After preclinical testing, there were two ‘multicenter studies’ sponsored by Apple which were meant to (i) validate the clarity of the app to generate an ECG strip similar lead I of a 12-lead clinical ECG, (ii) classify the rhythm as sinus rhythm or AF. 

The first study was used to support the first version of the app (1.0).  It enrolled 602 patients, 301 in an AF cohort and 287 in a sinus rhythm cohort (14 excluded).  Study participants were asked “to record three single lead ECGs using the ECG app as study staff simultaneously recorded three 12-lead ECGs using an FDA-cleared clinical device (GE Healthcare CardioSoft ECG device).” For (i), three certified cardiac technicians looked at 140 samples (70 AF and 70 sinus rhythm) and compared the Apple Watch ECG to lead I of the clinical ECG.  For (ii), three blinded cardiologists classified the 12-lead ECG as ‘sinus rhythm’, ‘AF’, ‘other’ (not sinus rhythm or AF within a HR of 50-100) or ‘unreadable’.  The ECG app classified the app generated rhythm as ‘sinus rhythm’, ‘AF’, ‘unclassifiable’ or ‘unreadable’ as well.  For classifiable ECGs, the sensitivity and specificity was then calculated.

The second study was used to support the second version of the app (2.0), which expanded the classifiable heart rate from 50-100 to 50-150 bpm and introduced two new classifications of ‘sinus rhythm with high HR’ (>100 bpm) and ‘AF with high HR’ (>100 bpm).  It enrolled 546 patients, 304 in the AF cohort and 241 in the sinus rhythm cohort (1 excluded).  The end points of this study were similar to the first (sensitivity and specificity for AF), but including HRs up to 150 bpm.  This version of the app was also tasked with attempting to make a diagnosis of supraventricular tachycardia (though the details of what was classified as supraventricular tachycardia for this purpose are not specifically laid out).  Two blinded cardiologists independantly classifyied the 12-lead ECGs in this study.   

Results: 

For the first study, technicians rated 99.2% of all tracings (that weren’t excluded due to artifact, n=13) as morphologically equivalent to lead I of the 12-lead clinical ECG.

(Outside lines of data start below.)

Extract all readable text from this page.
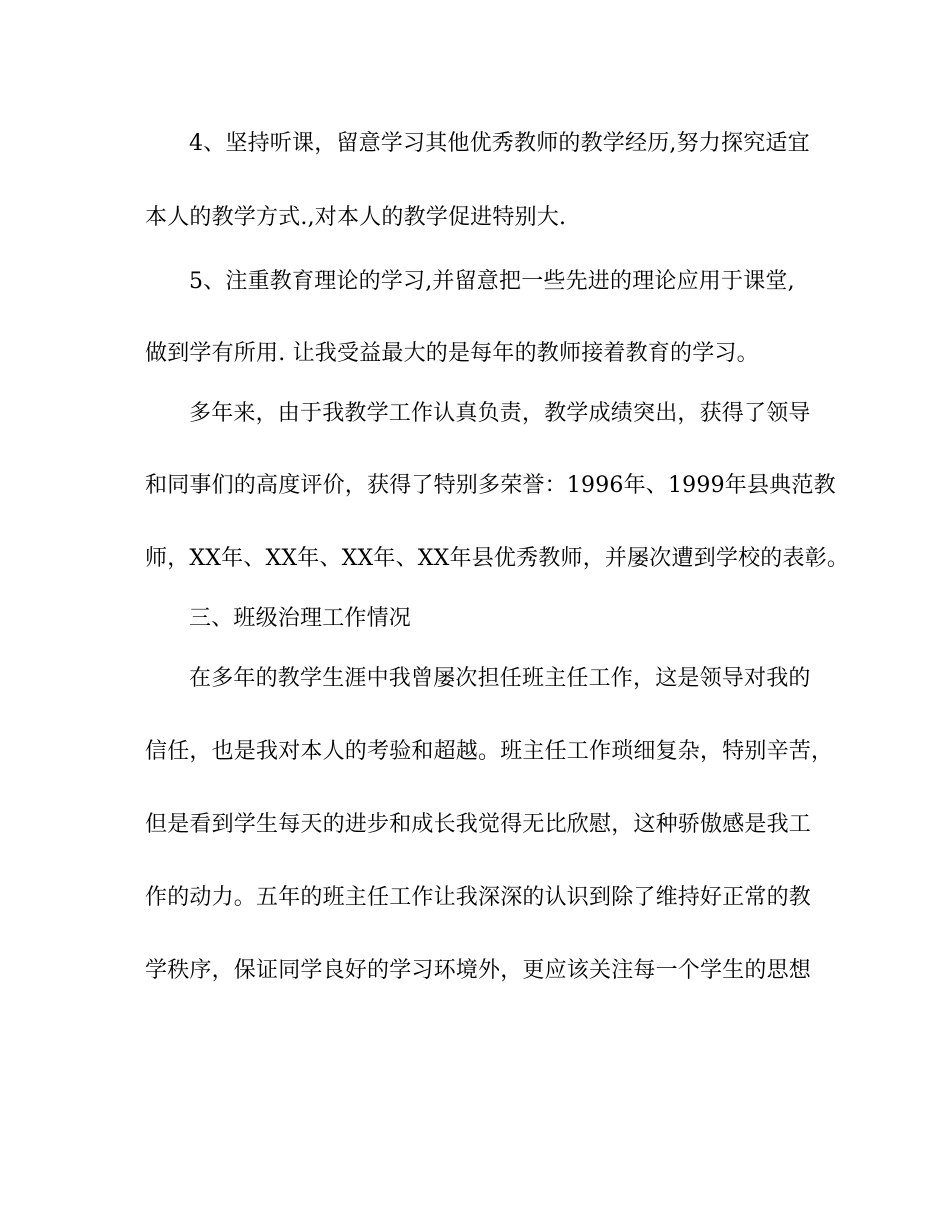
4、坚持听课，留意学习其他优秀教师的教学经历,努力探究适宜
本人的教学方式.,对本人的教学促进特别大.
5、注重教育理论的学习,并留意把一些先进的理论应用于课堂,
做到学有所用. 让我受益最大的是每年的教师接着教育的学习。
多年来，由于我教学工作认真负责，教学成绩突出，获得了领导
和同事们的高度评价，获得了特别多荣誉：1996年、1999年县典范教
师，XX年、XX年、XX年、XX年县优秀教师，并屡次遭到学校的表彰。
三、班级治理工作情况
在多年的教学生涯中我曾屡次担任班主任工作，这是领导对我的
信任，也是我对本人的考验和超越。班主任工作琐细复杂，特别辛苦，
但是看到学生每天的进步和成长我觉得无比欣慰，这种骄傲感是我工
作的动力。五年的班主任工作让我深深的认识到除了维持好正常的教
学秩序，保证同学良好的学习环境外，更应该关注每一个学生的思想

Source: https://www.apple.com/healthcare/docs/site/Apple_Watch_Arrhythmia_Detection.pdf

The sensitivity and specificity of the ECG algorithm was 98.3% and 99.6%, respectively (when not including the unclassifiable ECGs n=13).  When unclassifiable was included, sensitivity and specificity were 95.5% and 97.1%, respectively.  

Source: https://www.apple.com/healthcare/docs/site/Apple_Watch_Arrhythmia_Detection.pdf

In the second study,  the sensitivity and specificity were 98.5% and 99.3% respectively for expanded HR ECG classifications of AF and sinus rhythm.  The sensitivity and specificity of this algorithm was tested at rest and after exercise without a significant difference in the results.  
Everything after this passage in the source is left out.